With a six-month contract and only a rudimentary knowledge of Spanish, he arrived in Colombia in July 2010. Over the next two years, his contract was renewed three more times. He taught international law and business and served as international legal counsel for a corn products company.
He also helped start a foundation called English for Everyone (GSC Inglés Para Todos). Composed of national and international volunteers and using advanced methodologies, it taught children living in vulnerable communities in the city of Cali.
A FIGHT FOR EQUALITY AND HUMAN RIGHTS
Returning to South Carolina in 2012, Barr practiced in a family member’s law firm. In 2013 he joined the South Carolina Human Rights Commission as staff counsel, later adding the title director of fair housing.
Barr eventually laid the foundation for the state civil rights department to be more aggressive in fighting rights violations. He filed multiple fair housing actions in state court and produced the highest number of probable-cause discrimination cases in the state at that time.
The commission’s offices in Columbia looked out on the State House grounds, on which flew a Confederate flag. Although years of impassioned agitation had failed to accomplish its complete removal, the flag by the time of Barr’s arrival had been moved from atop the building to a flagpole in front of the State House.
When nine worshipers were murdered at Charleston’s Emanuel African Methodist Episcopal Church, calls to remove the flag erupted anew in Columbia. Emotional demonstrations took place daily, and Barr waded into them repeatedly. He talked to those who wanted the flag to go, and he talked to those who wanted it to stay. “Listening to both sides,” he said, “I found issues deeper than the flag.”
Barr’s job took him around the state, working with communities, especially rural ones. He wasn’t finding signs of substantive change. “I didn’t want to be a hamster on a wheel,” he said.
On behalf of the commission, Barr drafted a plan to address discrimination.
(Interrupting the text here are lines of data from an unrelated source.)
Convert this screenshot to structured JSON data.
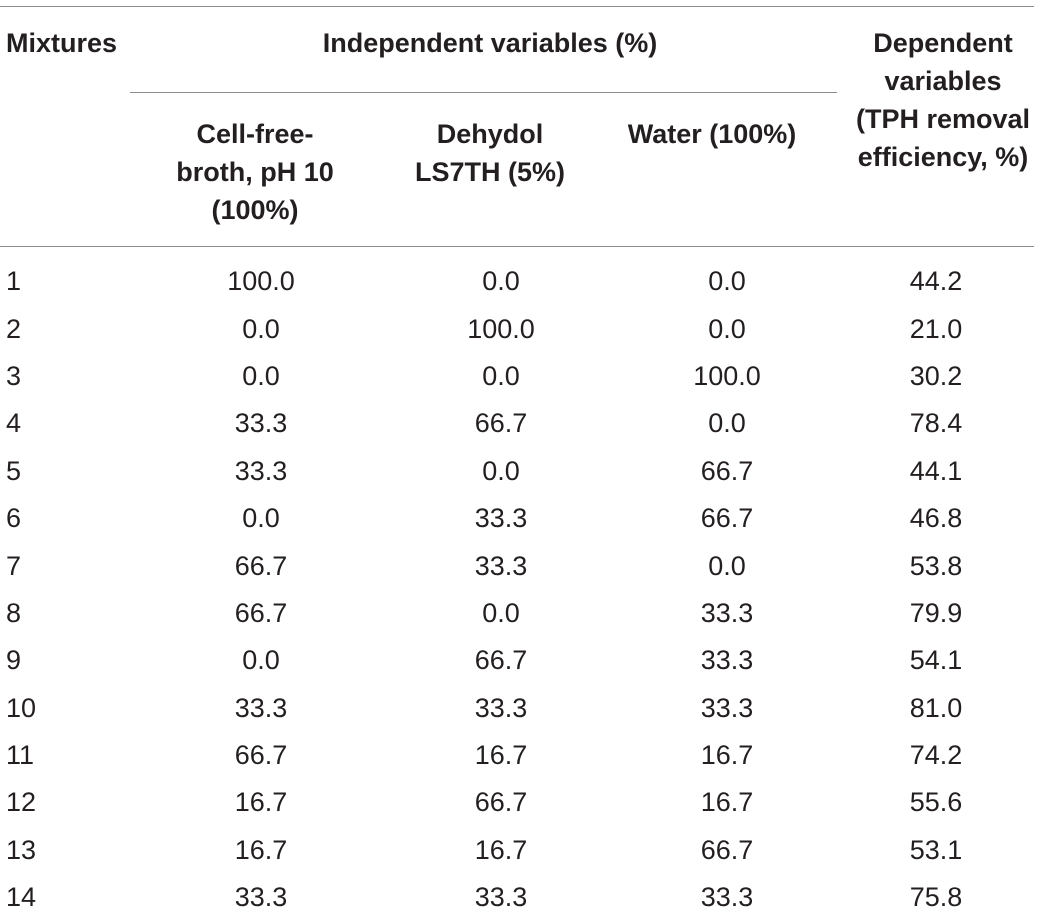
{
  "headers": {
    "mixtures": "Mixtures",
    "independent_group": "Independent variables (%)",
    "dependent": "Dependent\nvariables\n(TPH removal\nefficiency, %)",
    "cell_free": "Cell-free-\nbroth, pH 10\n(100%)",
    "dehydol": "Dehydol\nLS7TH (5%)",
    "water": "Water (100%)"
  },
  "rows": [
    [
      "1",
      "100.0",
      "0.0",
      "0.0",
      "44.2"
    ],
    [
      "2",
      "0.0",
      "100.0",
      "0.0",
      "21.0"
    ],
    [
      "3",
      "0.0",
      "0.0",
      "100.0",
      "30.2"
    ],
    [
      "4",
      "33.3",
      "66.7",
      "0.0",
      "78.4"
    ],
    [
      "5",
      "33.3",
      "0.0",
      "66.7",
      "44.1"
    ],
    [
      "6",
      "0.0",
      "33.3",
      "66.7",
      "46.8"
    ],
    [
      "7",
      "66.7",
      "33.3",
      "0.0",
      "53.8"
    ],
    [
      "8",
      "66.7",
      "0.0",
      "33.3",
      "79.9"
    ],
    [
      "9",
      "0.0",
      "66.7",
      "33.3",
      "54.1"
    ],
    [
      "10",
      "33.3",
      "33.3",
      "33.3",
      "81.0"
    ],
    [
      "11",
      "66.7",
      "16.7",
      "16.7",
      "74.2"
    ],
    [
      "12",
      "16.7",
      "66.7",
      "16.7",
      "55.6"
    ],
    [
      "13",
      "16.7",
      "16.7",
      "66.7",
      "53.1"
    ],
    [
      "14",
      "33.3",
      "33.3",
      "33.3",
      "75.8"
    ]
  ]
}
But, he said, “once it was time to go, people backtracked.”
Barr left South Carolina government in October 2015. Two months earlier, the Confederate flag had been driven away from the State House grounds in an armored van.
FINDING COMMON GROUND
Barr became director of civil and human rights for the City of Des Moines, Iowa, where his office conducts civil rights investigations. “We work on policy change and people change,” he said. Thus far in his tenure, he has increased the number of complaints filed in his office by 170 percent and the number of probable-cause discrimination cases by 500 percent.
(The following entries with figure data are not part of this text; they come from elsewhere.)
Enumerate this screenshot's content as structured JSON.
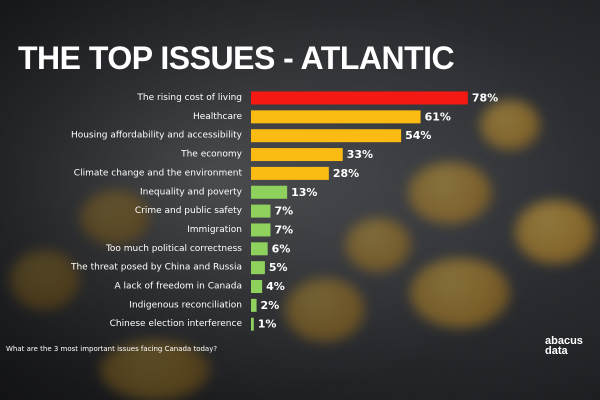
{
  "title": "THE TOP ISSUES - ATLANTIC",
  "footnote": "What are the 3 most important issues facing Canada today?",
  "logo": {
    "line1": "abacus",
    "line2": "data"
  },
  "colors": {
    "red": "#f41a13",
    "amber": "#fbbb13",
    "green": "#8fd15d",
    "text": "#ffffff"
  },
  "chart_data": {
    "type": "bar",
    "orientation": "horizontal",
    "title": "THE TOP ISSUES - ATLANTIC",
    "xlabel": "",
    "ylabel": "",
    "xlim": [
      0,
      100
    ],
    "grid": false,
    "legend": "none",
    "value_suffix": "%",
    "categories": [
      "The rising cost of living",
      "Healthcare",
      "Housing affordability and accessibility",
      "The economy",
      "Climate change and the environment",
      "Inequality and poverty",
      "Crime and public safety",
      "Immigration",
      "Too much political correctness",
      "The threat posed by China and Russia",
      "A lack of freedom in Canada",
      "Indigenous reconciliation",
      "Chinese election interference"
    ],
    "values": [
      78,
      61,
      54,
      33,
      28,
      13,
      7,
      7,
      6,
      5,
      4,
      2,
      1
    ],
    "bar_colors": [
      "red",
      "amber",
      "amber",
      "amber",
      "amber",
      "green",
      "green",
      "green",
      "green",
      "green",
      "green",
      "green",
      "green"
    ]
  }
}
“When I first went to Des Moines, I had lots of lunches with new people,” he said, “but I found I wasn’t really getting to know them that way. Finally, I said, ‘Just come to my house for dinner.’”
Eventually Barr realized that dinners might help many other diners find common ground. Building on a successful program called Bridging the Gap, his office orchestrated imaginative pairings of diners who might hold very different views.
“We started actively recruiting to find volunteers,” Barr said. “Two hundred people filled out a survey through a variety of organizations.”
The groups ran the gamut of cultural and political viewpoints. Barr and his staff interviewed 70 people over two weekends, selecting 34 of them to form 17 dining couples. All told, the project took five months to complete.
Results were dramatic. “I thought there was no group I was prejudiced against,” a participant said, “but I was wrong,”
Barr served as executive director of a video production about the dinners. Breaking Bread, Building Bridges won a 2020 Governor’s Emmy Award presented by the Upper Midwest Chapter of the National Academy of Television Arts and Sciences, the most prestigious Emmy awarded by the chapter. Available on both YouTube and Facebook, the documentary reflects Barr’s belief that “most people have evolutions, not epiphanies.”
The Emmy is one of more than a dozen awards and recognitions Barr has garnered since his days at Penn State Smeal. Just turning 40, he believes the values and experiences he took with him from the college have influenced his life, career, and even, perhaps, his personality.
“That’s where I found some of the most welcoming people,” he said.